Page MenuHomePhabricator

[BFloat] Add convert/copy instrinsic support
ClosedPublic

Authored by miyuki on Jun 1 2020, 8:05 AM.

Details

Summary

This patch is part of a series implementing the Bfloat16 extension of the Armv8.6-a architecture, as detailed here:

https://community.arm.com/developer/ip-products/processors/b/processors-ip-blog/posts/arm-architecture-developments-armv8-6-a

Specifically it adds intrinsic support in clang and llvm for Arm and AArch64.
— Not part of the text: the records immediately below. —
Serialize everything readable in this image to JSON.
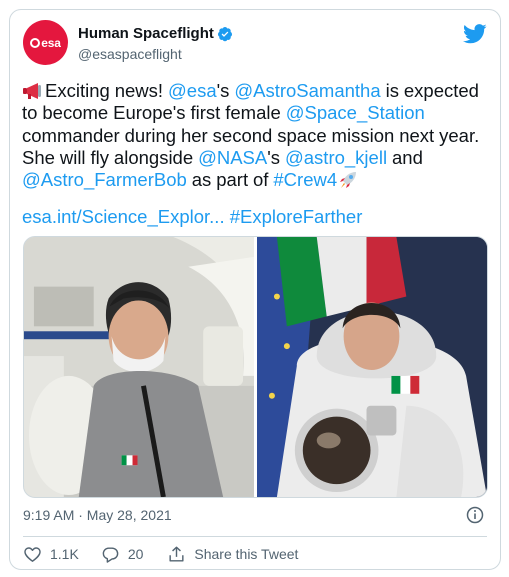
{
  "account": {
    "avatar_text": "esa",
    "display_name": "Human Spaceflight",
    "handle": "@esaspaceflight"
  },
  "tweet": {
    "t1": "Exciting news! ",
    "m1": "@esa",
    "t2": "'s ",
    "m2": "@AstroSamantha",
    "t3": " is expected to become Europe's first female ",
    "m3": "@Space_Station",
    "t4": " commander during her second space mission next year. She will fly alongside ",
    "m4": "@NASA",
    "t5": "'s ",
    "m5": "@astro_kjell",
    "t6": " and ",
    "m6": "@Astro_FarmerBob",
    "t7": " as part of ",
    "m7": "#Crew4",
    "link": "esa.int/Science_Explor...",
    "hashtag": "#ExploreFarther"
  },
  "meta": {
    "timestamp": "9:19 AM · May 28, 2021"
  },
  "actions": {
    "likes": "1.1K",
    "replies": "20",
    "share_label": "Share this Tweet"
  },
  "colors": {
    "link": "#1d9bf0",
    "like_red": "#e4173e",
    "secondary_text": "#536471"
  }
}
The bfloat type, and its properties are specified in the Arm Architecture Reference Manual:

https://developer.arm.com/docs/ddi0487/latest/arm-architecture-reference-manual-armv8-for-armv8-a-architecture-profile

The following people contributed to this patch:

  • Alexandros Lamprineas
  • Luke Cheeseman
  • Mikhail Maltsev
  • Momchil Velikov

Diff Detail

Event Timeline

labrinea created this revision.Jun 1 2020, 8:05 AM
Herald added projects: Restricted Project, Restricted Project. · View Herald TranscriptJun 1 2020, 8:05 AM

A few nits, it looks largely uncontroversial but I'll let someone else give the ok since an external eye is always good :)

clang/utils/TableGen/NeonEmitter.cpp
1064

I always wondered why we need special treatment for cvt intrinsics here, is there a better place to put this?

llvm/test/CodeGen/ARM/bf16-intrinsics-nofp16.ll
1 ↗(On Diff #267620)

These files are very small, it's almost not worth having them on their own, can you merge them into 1 file unless we need 2 for a specific reason

llvm/test/CodeGen/ARM/bf16-intrinsics.ll
1 ↗(On Diff #267620)

same here

miyuki added inline comments.Jun 4 2020, 3:12 AM
llvm/lib/Target/ARM/ARMISelDAGToDAG.cpp
4765

Why does it return MVT::v4i16, not MVT::v4bf16?

ostannard added inline comments.
llvm/include/llvm/IR/IntrinsicsARM.td
803

I only see this being used for f32 -> bf16 conversion, so could this have concrete types, instead of llvm_anyvector_ty?

momchil.velikov resigned from this revision.Jun 8 2020, 7:15 AM
miyuki commandeered this revision.Wed, Jun 17, 7:48 AM
miyuki edited reviewers, added: labrinea; removed: miyuki.
miyuki updated this revision to Diff 272406.Mon, Jun 22, 6:30 AM
  1. Rebased and fixed failures
  2. Added a test for AArch64 codegen of lane copying intrinsics
  3. Addressed reviewers' comments
miyuki marked 5 inline comments as done.Mon, Jun 22, 6:32 AM
miyuki added inline comments.
clang/utils/TableGen/NeonEmitter.cpp
1064

If we were to refactor this, it should be done in a separate patch.

stuij accepted this revision.Tue, Jun 23, 4:23 AM

LGTM

This revision is now accepted and ready to land.Tue, Jun 23, 4:23 AM
This revision was automatically updated to reflect the committed changes.